Scale, Speed Challenge Fires Transformation

Scale, Speed Challenge Fires Transformation

Soldier with drone
Photo by: U.S. Army/Spc. Orion Magnuson

While the Army has been trying to see farther at least since the Civil War, it is now working to leverage data and unmanned systems to push even deeper into the battlefield, a panel of experts said Dec. 3.

“We’ve been here before. What’s different is the scale and speed,” Brig. Gen. Rory Crooks, director of Army Futures Command’s Long-Range Precision Fires Cross-Functional Team, said during a panel discussion that was part of an Association of the U.S. Army Hot Topic on fires.

During the Civil War, the Army tried to use balloons to see farther, Crooks said. Since the turn of the 20th century, it has looked to aviation to achieve that goal. “We were trying to adapt new technology to try to see farther,” Crooks said. “We’ve had satellite imagery, U-2 flights, Predators. What we’re doing now is trying to leverage these in ways so we can access their data better.”

The panel discussion, titled “Maneuver to Destroy with Fires: Extending Range and Survivability,” highlighted the importance of massing and positioning fires on the battlefield.

“We’ve grown comfortable … saying any sensor, best shooter,” Crooks said. “Once we get access to the data, that’s going to take us from any sensor to all sensors. When we can take and ingest all the data … that allows us to see farther across the electromagnetic spectrum as we ever had before.”

But, Crooks warned, America’s adversaries also have the same capability. “What that means is that we’re always potentially in contact, in ways we may not recognize,” he said. “If we’re always potentially in contact, everything we do must be more deliberately thought out.”

Gen.
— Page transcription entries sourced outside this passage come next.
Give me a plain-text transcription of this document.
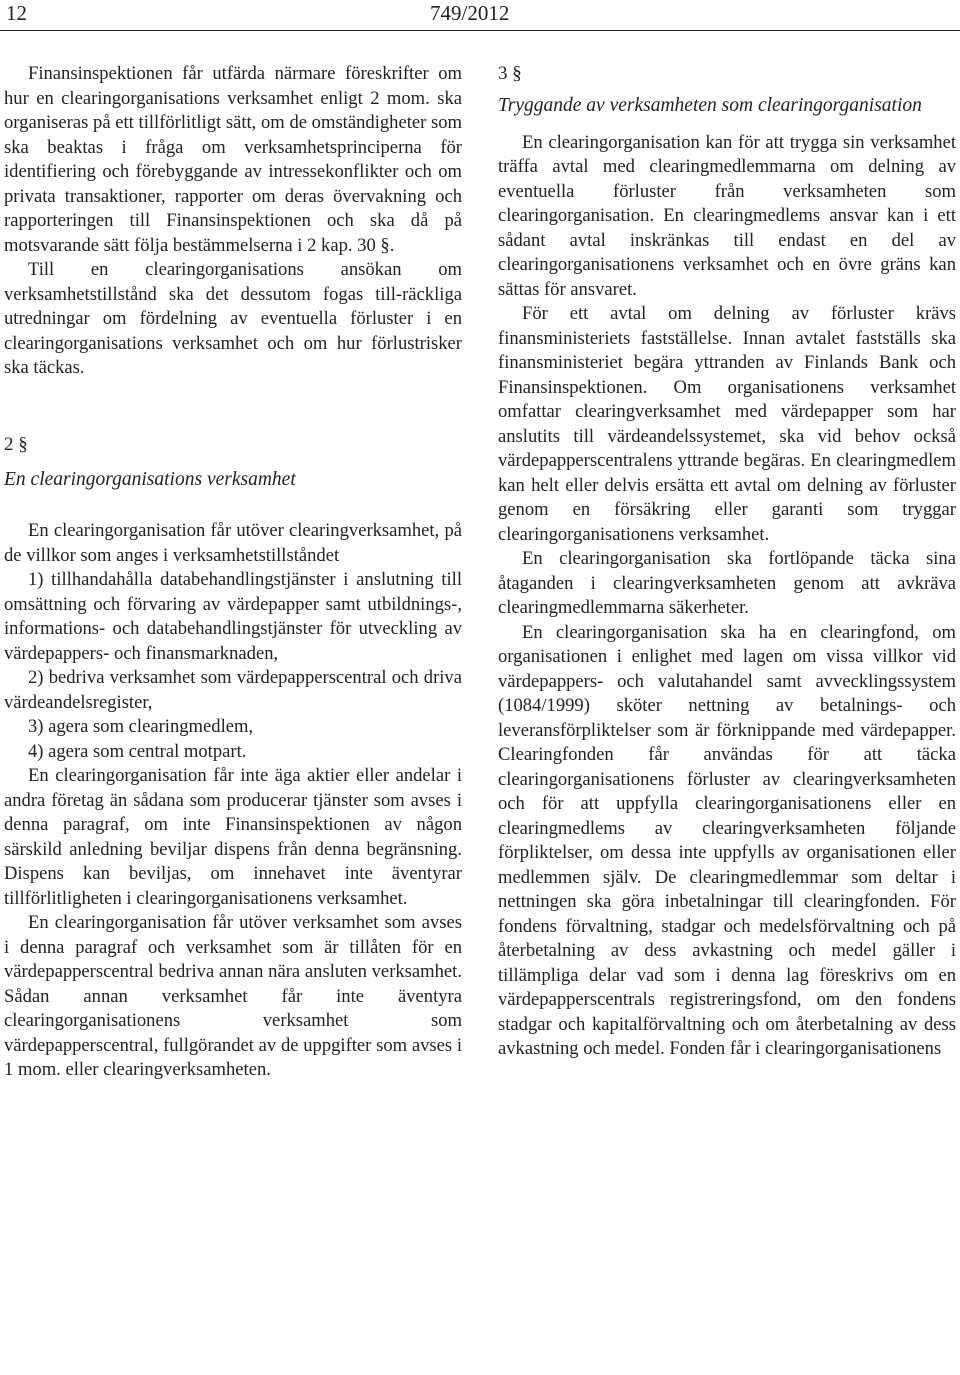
12	749/2012

Finansinspektionen får utfärda närmare föreskrifter om hur en clearingorganisations verksamhet enligt 2 mom. ska organiseras på ett tillförlitligt sätt, om de omständigheter som ska beaktas i fråga om verksamhetsprinciperna för identifiering och förebyggande av intressekonflikter och om privata transaktioner, rapporter om deras övervakning och rapporteringen till Finansinspektionen och ska då på motsvarande sätt följa bestämmelserna i 2 kap. 30 §.

Till en clearingorganisations ansökan om verksamhetstillstånd ska det dessutom fogas till-räckliga utredningar om fördelning av eventuella förluster i en clearingorganisations verksamhet och om hur förlustrisker ska täckas.

2 §

En clearingorganisations verksamhet

En clearingorganisation får utöver clearingverksamhet, på de villkor som anges i verksamhetstillståndet

1) tillhandahålla databehandlingstjänster i anslutning till omsättning och förvaring av värdepapper samt utbildnings-, informations- och databehandlingstjänster för utveckling av värdepappers- och finansmarknaden,

2) bedriva verksamhet som värdepapperscentral och driva värdeandelsregister,

3) agera som clearingmedlem,

4) agera som central motpart.

En clearingorganisation får inte äga aktier eller andelar i andra företag än sådana som producerar tjänster som avses i denna paragraf, om inte Finansinspektionen av någon särskild anledning beviljar dispens från denna begränsning. Dispens kan beviljas, om innehavet inte äventyrar tillförlitligheten i clearingorganisationens verksamhet.

En clearingorganisation får utöver verksamhet som avses i denna paragraf och verksamhet som är tillåten för en värdepapperscentral bedriva annan nära ansluten verksamhet. Sådan annan verksamhet får inte äventyra clearingorganisationens verksamhet som värdepapperscentral, fullgörandet av de uppgifter som avses i 1 mom. eller clearingverksamheten.

3 §

Tryggande av verksamheten som clearingorganisation

En clearingorganisation kan för att trygga sin verksamhet träffa avtal med clearingmedlemmarna om delning av eventuella förluster från verksamheten som clearingorganisation. En clearingmedlems ansvar kan i ett sådant avtal inskränkas till endast en del av clearingorganisationens verksamhet och en övre gräns kan sättas för ansvaret.

För ett avtal om delning av förluster krävs finansministeriets fastställelse. Innan avtalet fastställs ska finansministeriet begära yttranden av Finlands Bank och Finansinspektionen. Om organisationens verksamhet omfattar clearingverksamhet med värdepapper som har anslutits till värdeandelssystemet, ska vid behov också värdepapperscentralens yttrande begäras. En clearingmedlem kan helt eller delvis ersätta ett avtal om delning av förluster genom en försäkring eller garanti som tryggar clearingorganisationens verksamhet.

En clearingorganisation ska fortlöpande täcka sina åtaganden i clearingverksamheten genom att avkräva clearingmedlemmarna säkerheter.

En clearingorganisation ska ha en clearingfond, om organisationen i enlighet med lagen om vissa villkor vid värdepappers- och valutahandel samt avvecklingssystem (1084/1999) sköter nettning av betalnings- och leveransförpliktelser som är förknippande med värdepapper. Clearingfonden får användas för att täcka clearingorganisationens förluster av clearingverksamheten och för att uppfylla clearingorganisationens eller en clearingmedlems av clearingverksamheten följande förpliktelser, om dessa inte uppfylls av organisationen eller medlemmen själv. De clearingmedlemmar som deltar i nettningen ska göra inbetalningar till clearingfonden. För fondens förvaltning, stadgar och medelsförvaltning och på återbetalning av dess avkastning och medel gäller i tillämpliga delar vad som i denna lag föreskrivs om en värdepapperscentrals registreringsfond, om den fondens stadgar och kapitalförvaltning och om återbetalning av dess avkastning och medel. Fonden får i clearingorganisationens
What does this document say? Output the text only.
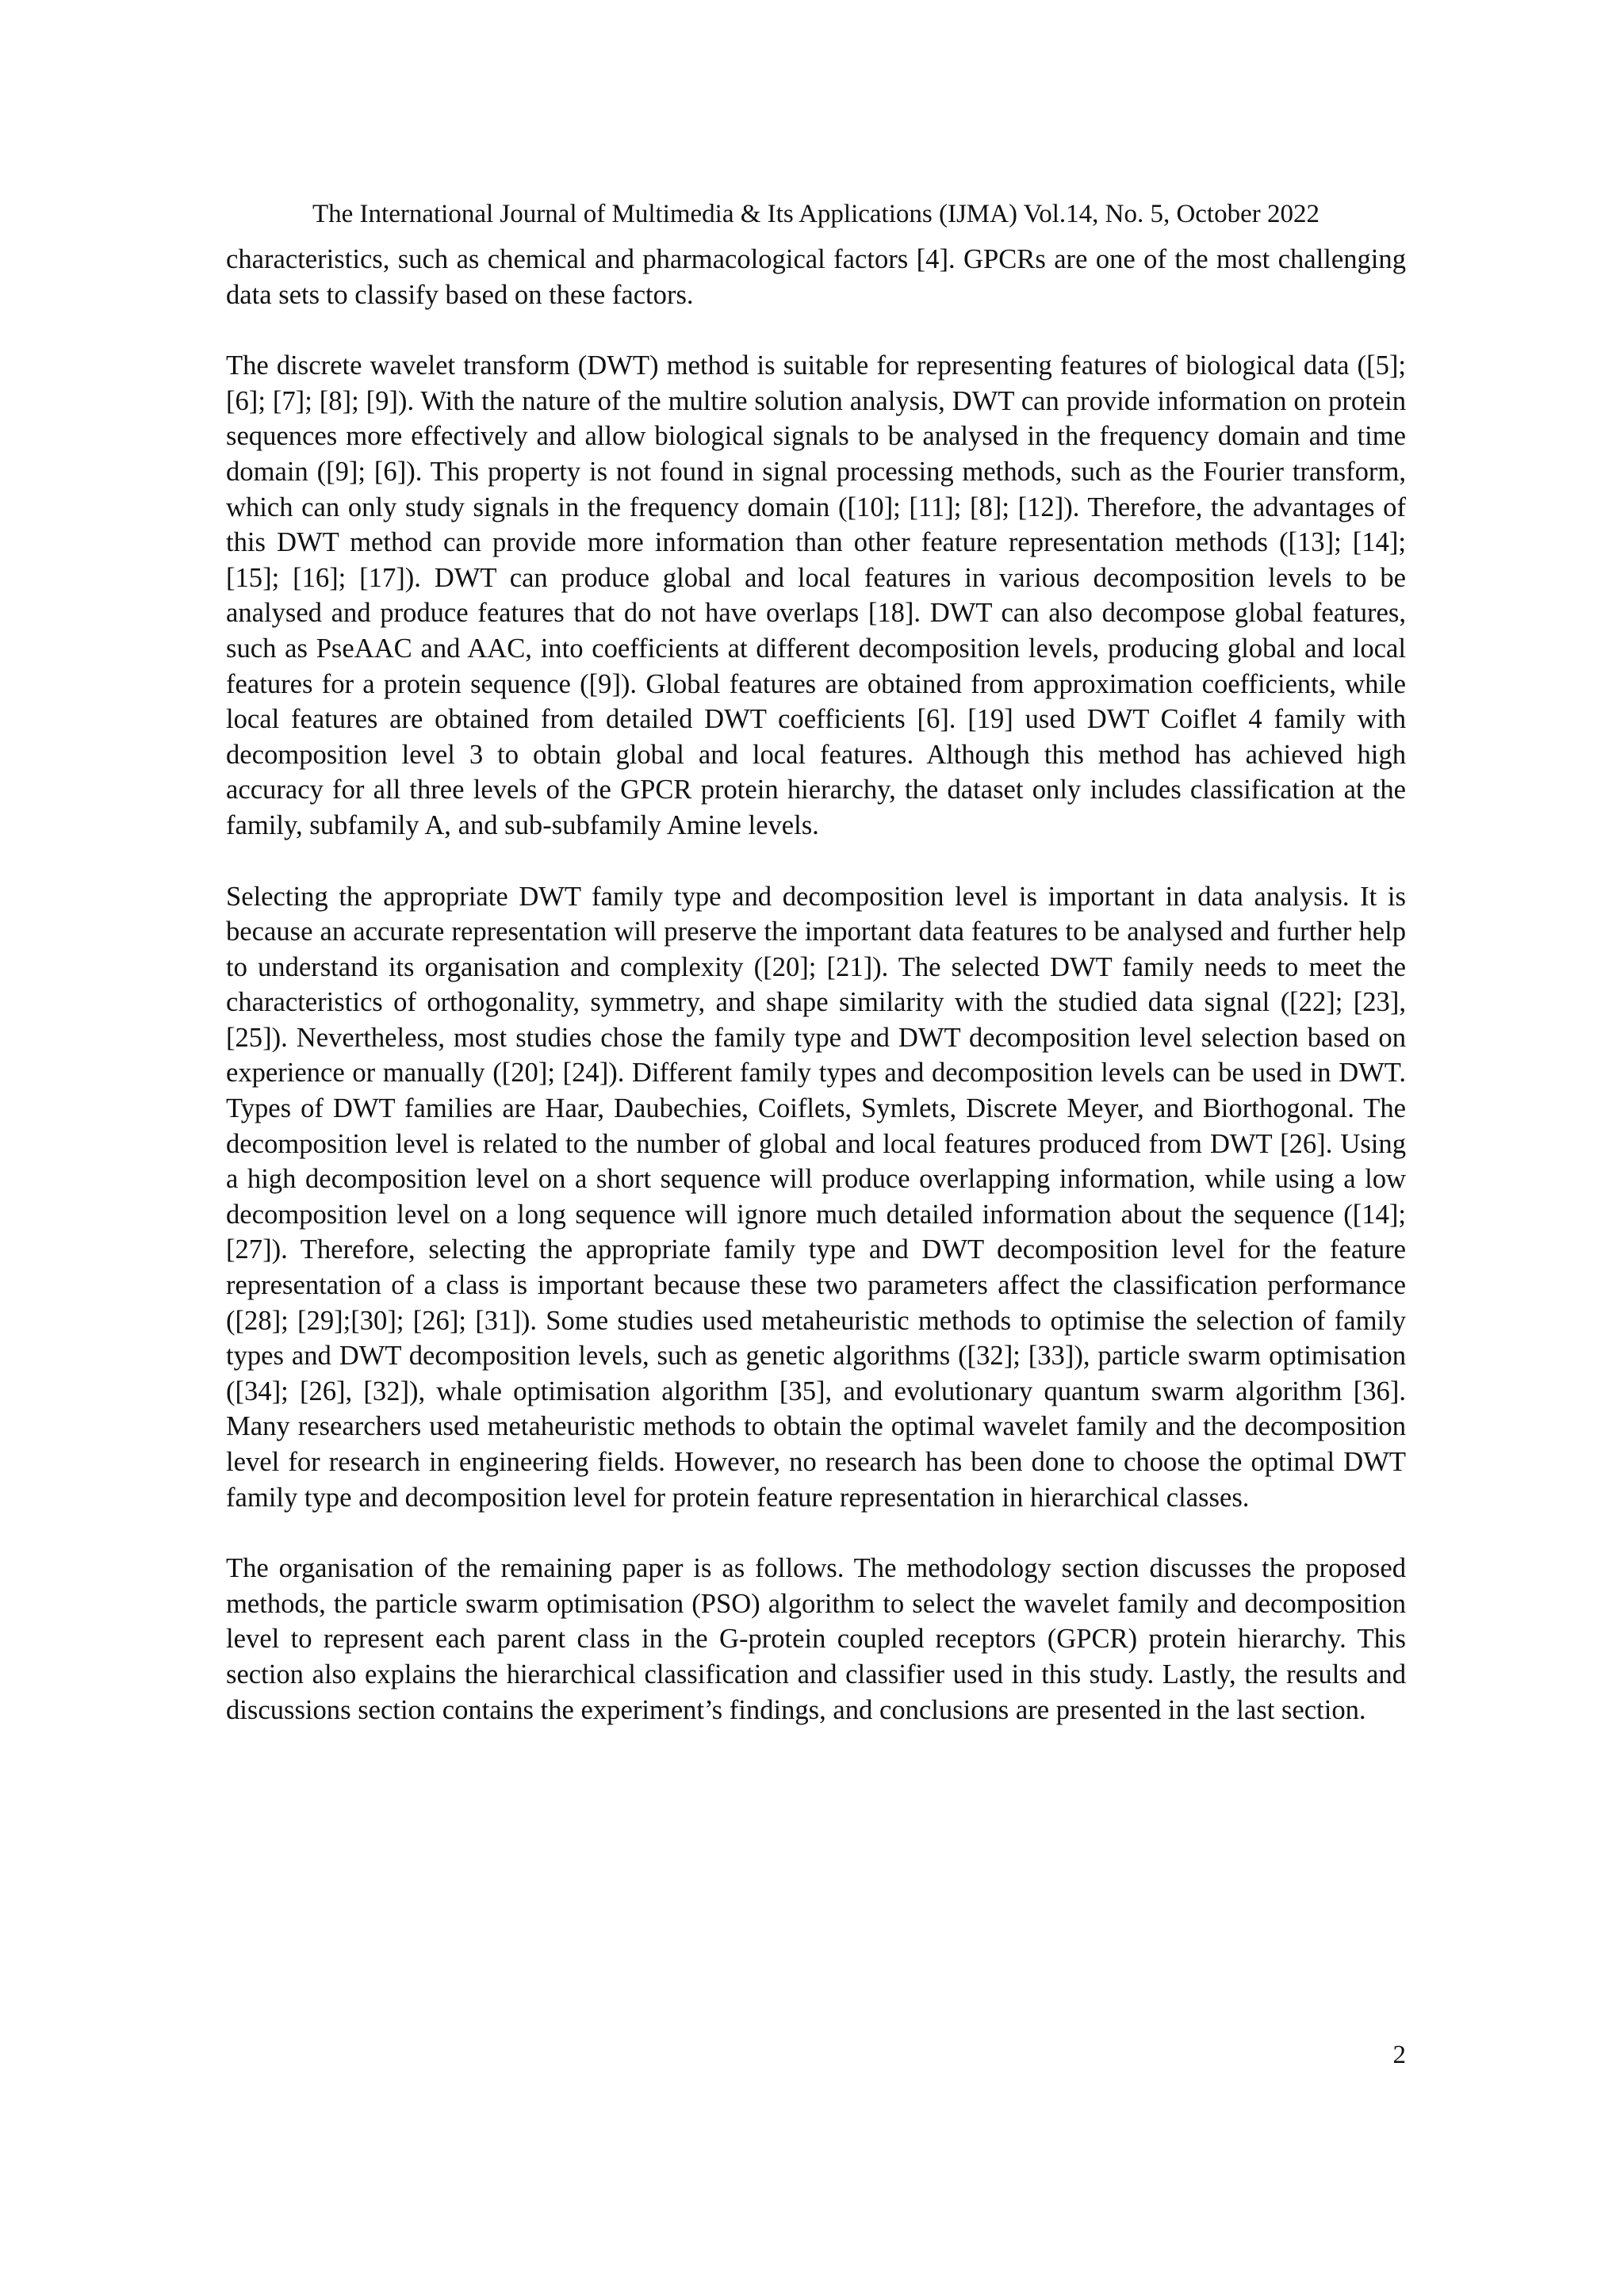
The International Journal of Multimedia & Its Applications (IJMA) Vol.14, No. 5, October 2022

characteristics, such as chemical and pharmacological factors [4]. GPCRs are one of the most challenging data sets to classify based on these factors.

The discrete wavelet transform (DWT) method is suitable for representing features of biological data ([5]; [6]; [7]; [8]; [9]). With the nature of the multire solution analysis, DWT can provide information on protein sequences more effectively and allow biological signals to be analysed in the frequency domain and time domain ([9]; [6]). This property is not found in signal processing methods, such as the Fourier transform, which can only study signals in the frequency domain ([10]; [11]; [8]; [12]). Therefore, the advantages of this DWT method can provide more information than other feature representation methods ([13]; [14]; [15]; [16]; [17]). DWT can produce global and local features in various decomposition levels to be analysed and produce features that do not have overlaps [18]. DWT can also decompose global features, such as PseAAC and AAC, into coefficients at different decomposition levels, producing global and local features for a protein sequence ([9]). Global features are obtained from approximation coefficients, while local features are obtained from detailed DWT coefficients [6]. [19] used DWT Coiflet 4 family with decomposition level 3 to obtain global and local features. Although this method has achieved high accuracy for all three levels of the GPCR protein hierarchy, the dataset only includes classification at the family, subfamily A, and sub-subfamily Amine levels.

Selecting the appropriate DWT family type and decomposition level is important in data analysis. It is because an accurate representation will preserve the important data features to be analysed and further help to understand its organisation and complexity ([20]; [21]). The selected DWT family needs to meet the characteristics of orthogonality, symmetry, and shape similarity with the studied data signal ([22]; [23], [25]). Nevertheless, most studies chose the family type and DWT decomposition level selection based on experience or manually ([20]; [24]). Different family types and decomposition levels can be used in DWT. Types of DWT families are Haar, Daubechies, Coiflets, Symlets, Discrete Meyer, and Biorthogonal. The decomposition level is related to the number of global and local features produced from DWT [26]. Using a high decomposition level on a short sequence will produce overlapping information, while using a low decomposition level on a long sequence will ignore much detailed information about the sequence ([14]; [27]). Therefore, selecting the appropriate family type and DWT decomposition level for the feature representation of a class is important because these two parameters affect the classification performance ([28]; [29];[30]; [26]; [31]). Some studies used metaheuristic methods to optimise the selection of family types and DWT decomposition levels, such as genetic algorithms ([32]; [33]), particle swarm optimisation ([34]; [26], [32]), whale optimisation algorithm [35], and evolutionary quantum swarm algorithm [36]. Many researchers used metaheuristic methods to obtain the optimal wavelet family and the decomposition level for research in engineering fields. However, no research has been done to choose the optimal DWT family type and decomposition level for protein feature representation in hierarchical classes.

The organisation of the remaining paper is as follows. The methodology section discusses the proposed methods, the particle swarm optimisation (PSO) algorithm to select the wavelet family and decomposition level to represent each parent class in the G-protein coupled receptors (GPCR) protein hierarchy. This section also explains the hierarchical classification and classifier used in this study. Lastly, the results and discussions section contains the experiment’s findings, and conclusions are presented in the last section.

2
James Rainey, commanding general of Army Futures Command, often says that the land component matters—and positioning matters, Crooks said. “What we do to position our fires into a position of relative advantage absolutely matters, and why you maneuver to these positions of relative advantage is so we can engage at the maximum possible way,” he said.

Whichever side does that successfully first “allows that commander to shape and gain the initiative and retain the initiative,” Crooks said.

Observing lessons from the fighting in Ukraine, there has been “huge attrition on the battlefield in Europe,” said James Miller, vice president of business development for BAE Systems, who was on the panel with Crooks and retired Lt. Gen. Richard Formica, vice president of CALIBRE Systems.

As industry works with the Army on what it needs, maneuverability and survivability are key, Miller said. In addition to preventing the enemy from “finding you” on the battlefield, survivability is something industry must consider and “how that transforms into requirements for industry to deliver to the Army,” he said.

“We have a real good relationship between industry and the field artillery community and the Army, … to study things together and exchange ideas pretty frequently,” Miller said. “We’ve got to continue that and make sure the investments are going to the right place.”

As the Army prepares for the future battlefield, “we know we have to emplace, we have to fight, we have to displace and we have to resupply much more quickly than we did before,” Crooks said.